Torreya clarnensis Temporal range: Middle Eocene 45-43mya PreꞒ Ꞓ O S D C P T J K Pg N ↓

Scientific classification
- Kingdom: Plantae
- Clade: Tracheophytes
- Clade: Gymnospermae
- Division: Pinophyta
- Class: Pinopsida
- Order: Cupressales
- Family: Taxaceae
- Genus: Torreya
- Species: †T. clarnensis
- Binomial name: †Torreya clarnensis Manchester

= Torreya clarnensis =

- Authority: Manchester

Extinct species of conifer

Torreya clarnensis is an extinct species of conifer in the yew family Taxaceae solely known from the middle Eocene sediments exposed in north central Oregon. The species was first described from a series of isolated fossil seeds in chert.

==History and classification==
Torreya clarnensis has been identified from a single location in the Clarno Formation, the Clarno nut beds, type locality for both the formation and the species. The nut beds are approximately 3 km east of the unincorporated community of Clarno, Oregon and currently considered to be middle Eocene in age, based on averaging zircon fission track radiometric dating which yielded an age of 43.6 and 43.7 ± 10 million years ago and Argon–argon dating radiometric dating which yielded a 36.38 ± 1.31 to 46.8 ± 3.36 mya date. The average of the dates resulted in an age range of 45 to 43 mya. The beds are composed of silica and calcium carbonate cemented tuffaceous sandstones, siltstones, and conglomerates which preserve either a lake delta environment, or alternatively periodic floods and volcanic mudflows preserved with hot spring activity.

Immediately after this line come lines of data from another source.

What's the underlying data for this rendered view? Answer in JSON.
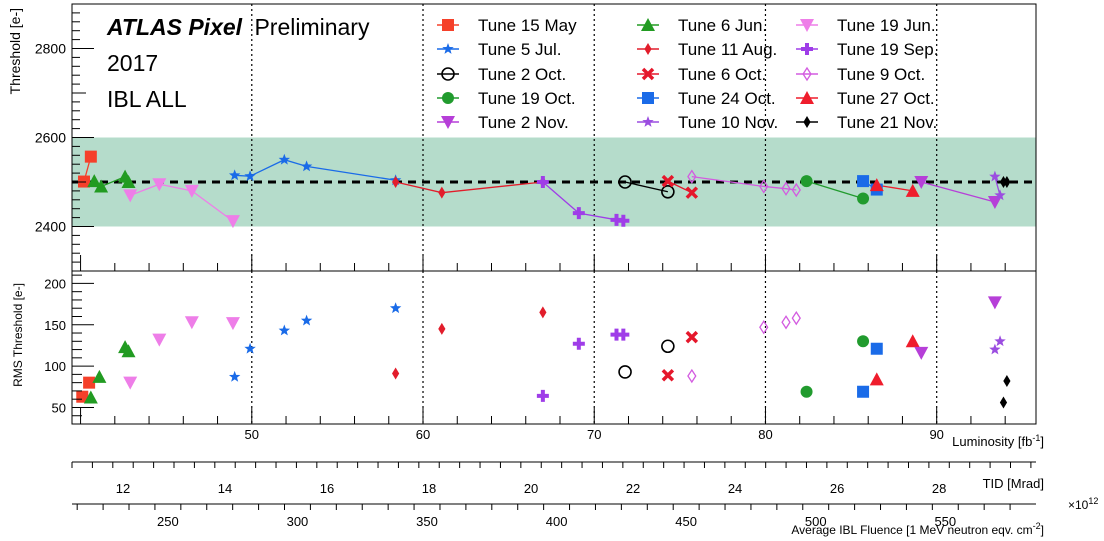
{
  "chart_data": {
    "type": "scatter",
    "annotation": {
      "atlas": "ATLAS Pixel",
      "status": "Preliminary",
      "year": "2017",
      "detector": "IBL ALL"
    },
    "top_panel": {
      "ylabel": "Threshold [e-]",
      "ylim": [
        2300,
        2900
      ],
      "yticks": [
        2400,
        2600,
        2800
      ],
      "target_line": 2500,
      "band": [
        2400,
        2600
      ],
      "band_color": "#b5dccb"
    },
    "bottom_panel": {
      "ylabel": "RMS Threshold [e-]",
      "ylim": [
        30,
        215
      ],
      "yticks": [
        50,
        100,
        150,
        200
      ]
    },
    "x_axis": {
      "label": "Luminosity [fb",
      "label_sup": "-1",
      "label_end": "]",
      "xlim": [
        39.5,
        95.8
      ],
      "ticks": [
        50,
        60,
        70,
        80,
        90
      ]
    },
    "tid_axis": {
      "label": "TID [Mrad]",
      "ticks": [
        12,
        14,
        16,
        18,
        20,
        22,
        24,
        26,
        28
      ],
      "lum_at": [
        [
          11.0,
          39.5
        ],
        [
          29.9,
          95.8
        ]
      ]
    },
    "fluence_axis": {
      "label": "Average IBL Fluence [1 MeV neutron eqv. cm",
      "label_sup": "-2",
      "label_end": "]",
      "exponent": "×10",
      "exponent_sup": "12",
      "ticks": [
        250,
        300,
        350,
        400,
        450,
        500,
        550
      ],
      "lum_at": [
        [
          213,
          39.5
        ],
        [
          585,
          95.8
        ]
      ]
    },
    "series": [
      {
        "name": "Tune 15 May",
        "color": "#f5402a",
        "marker": "square",
        "line": true,
        "threshold": [
          [
            40.2,
            2501
          ],
          [
            40.6,
            2557
          ]
        ],
        "rms": [
          [
            40.1,
            63
          ],
          [
            40.5,
            80
          ]
        ]
      },
      {
        "name": "Tune 6 Jun.",
        "color": "#229b22",
        "marker": "triangle-up",
        "line": true,
        "threshold": [
          [
            40.8,
            2502
          ],
          [
            41.2,
            2490
          ],
          [
            42.6,
            2512
          ],
          [
            42.8,
            2500
          ]
        ],
        "rms": [
          [
            40.6,
            62
          ],
          [
            41.1,
            87
          ],
          [
            42.6,
            123
          ],
          [
            42.8,
            118
          ]
        ]
      },
      {
        "name": "Tune 19 Jun.",
        "color": "#ee7ee8",
        "marker": "triangle-down",
        "line": true,
        "threshold": [
          [
            42.9,
            2470
          ],
          [
            44.6,
            2495
          ],
          [
            46.5,
            2480
          ],
          [
            48.9,
            2412
          ]
        ],
        "rms": [
          [
            42.9,
            80
          ],
          [
            44.6,
            132
          ],
          [
            46.5,
            153
          ],
          [
            48.9,
            152
          ]
        ]
      },
      {
        "name": "Tune 5 Jul.",
        "color": "#1a6be8",
        "marker": "star",
        "line": true,
        "threshold": [
          [
            49.0,
            2515
          ],
          [
            49.9,
            2513
          ],
          [
            51.9,
            2550
          ],
          [
            53.2,
            2535
          ],
          [
            58.4,
            2504
          ]
        ],
        "rms": [
          [
            49.0,
            87
          ],
          [
            49.9,
            121
          ],
          [
            51.9,
            143
          ],
          [
            53.2,
            155
          ],
          [
            58.4,
            170
          ]
        ]
      },
      {
        "name": "Tune 11 Aug.",
        "color": "#e21d2b",
        "marker": "diamond",
        "line": true,
        "threshold": [
          [
            58.4,
            2500
          ],
          [
            61.1,
            2476
          ],
          [
            67.0,
            2500
          ]
        ],
        "rms": [
          [
            58.4,
            91
          ],
          [
            61.1,
            145
          ],
          [
            67.0,
            165
          ]
        ]
      },
      {
        "name": "Tune 19 Sep.",
        "color": "#9f3de8",
        "marker": "cross",
        "line": true,
        "threshold": [
          [
            67.0,
            2500
          ],
          [
            69.1,
            2430
          ],
          [
            71.3,
            2415
          ],
          [
            71.7,
            2413
          ]
        ],
        "rms": [
          [
            67.0,
            64
          ],
          [
            69.1,
            127
          ],
          [
            71.3,
            138
          ],
          [
            71.7,
            138
          ]
        ]
      },
      {
        "name": "Tune 2 Oct.",
        "color": "#000000",
        "marker": "circle-open",
        "line": true,
        "threshold": [
          [
            71.8,
            2500
          ],
          [
            74.3,
            2478
          ]
        ],
        "rms": [
          [
            71.8,
            93
          ],
          [
            74.3,
            124
          ]
        ]
      },
      {
        "name": "Tune 6 Oct.",
        "color": "#e5172b",
        "marker": "x",
        "line": true,
        "threshold": [
          [
            74.3,
            2502
          ],
          [
            75.7,
            2476
          ]
        ],
        "rms": [
          [
            74.3,
            89
          ],
          [
            75.7,
            135
          ]
        ]
      },
      {
        "name": "Tune 9 Oct.",
        "color": "#d35be0",
        "marker": "diamond-open",
        "line": true,
        "threshold": [
          [
            75.7,
            2512
          ],
          [
            79.9,
            2490
          ],
          [
            81.2,
            2485
          ],
          [
            81.8,
            2482
          ]
        ],
        "rms": [
          [
            75.7,
            88
          ],
          [
            79.9,
            147
          ],
          [
            81.2,
            153
          ],
          [
            81.8,
            158
          ]
        ]
      },
      {
        "name": "Tune 19 Oct.",
        "color": "#219b2e",
        "marker": "circle",
        "line": true,
        "threshold": [
          [
            82.4,
            2502
          ],
          [
            85.7,
            2463
          ]
        ],
        "rms": [
          [
            82.4,
            69
          ],
          [
            85.7,
            130
          ]
        ]
      },
      {
        "name": "Tune 24 Oct.",
        "color": "#1a6be8",
        "marker": "square",
        "line": true,
        "threshold": [
          [
            85.7,
            2502
          ],
          [
            86.5,
            2483
          ]
        ],
        "rms": [
          [
            85.7,
            69
          ],
          [
            86.5,
            121
          ]
        ]
      },
      {
        "name": "Tune 27 Oct.",
        "color": "#ef1d2c",
        "marker": "triangle-up",
        "line": true,
        "threshold": [
          [
            86.5,
            2493
          ],
          [
            88.6,
            2480
          ]
        ],
        "rms": [
          [
            86.5,
            84
          ],
          [
            88.6,
            130
          ]
        ]
      },
      {
        "name": "Tune 2 Nov.",
        "color": "#b63fd8",
        "marker": "triangle-down",
        "line": true,
        "threshold": [
          [
            89.1,
            2500
          ],
          [
            93.4,
            2455
          ]
        ],
        "rms": [
          [
            89.1,
            116
          ],
          [
            93.4,
            177
          ]
        ]
      },
      {
        "name": "Tune 10 Nov.",
        "color": "#9b4de0",
        "marker": "star",
        "line": true,
        "threshold": [
          [
            93.4,
            2512
          ],
          [
            93.7,
            2470
          ]
        ],
        "rms": [
          [
            93.4,
            120
          ],
          [
            93.7,
            130
          ]
        ]
      },
      {
        "name": "Tune 21 Nov.",
        "color": "#000000",
        "marker": "diamond",
        "line": true,
        "threshold": [
          [
            93.9,
            2500
          ],
          [
            94.1,
            2500
          ]
        ],
        "rms": [
          [
            93.9,
            56
          ],
          [
            94.1,
            82
          ]
        ]
      }
    ]
  }
}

The species was described from a series of type specimens, the holotype specimen UF6510, which is currently preserved in the paleobotanical collections of the University of Florida and two paratype specimens, both of which are part of the National Museum of Natural History collections in Washington, D.C. The fossils were part of approximately 20,000 specimens collected from 1942 to 1989 by Thomas Bones, A. W. Hancock, R. A. Scott, Steven R. Manchester, and a number of high school students.

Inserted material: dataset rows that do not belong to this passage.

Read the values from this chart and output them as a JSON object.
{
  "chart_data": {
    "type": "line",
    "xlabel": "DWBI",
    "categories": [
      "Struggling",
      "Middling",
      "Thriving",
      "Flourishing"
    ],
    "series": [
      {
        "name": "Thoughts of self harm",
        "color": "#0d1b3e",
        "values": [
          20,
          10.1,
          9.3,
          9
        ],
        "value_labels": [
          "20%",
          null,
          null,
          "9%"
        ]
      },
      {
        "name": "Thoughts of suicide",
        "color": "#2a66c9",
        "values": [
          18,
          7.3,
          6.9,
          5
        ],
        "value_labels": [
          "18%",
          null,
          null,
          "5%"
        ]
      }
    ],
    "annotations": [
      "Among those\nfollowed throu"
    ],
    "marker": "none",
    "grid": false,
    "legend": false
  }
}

The Torreya clarnensis specimens were studied by paleobotanist Steven R. Manchester of the University of Florida. He published his 1994 type description for T. masonii in the Journal Palaeontographica Americana. The specific epithet clarnensis was chosen in recognition of the type locality, the Clarno Formation.

==Description==
The seeds of Torreya clarnensis are fusiform and bilaterally symmetrical with a pointed tip and base. The seeds have an overall length raging between 19.5–20.8 mm and a width between 10.7–11.3 cm. The seeds are identified as from a Torreya species by several features of the exterior morphology. The overall cross section shape is obovate, with an acutely rounded base where an aril would have attached, a keeled apex, and a pair of vascular scars near the tip. The seeds have a pair of vascular pores positioned on the upper and lower surfaces approximately one third of the way below the apex. The apical area of the seed is defined by a keel created by the edges of the upper and lower faces.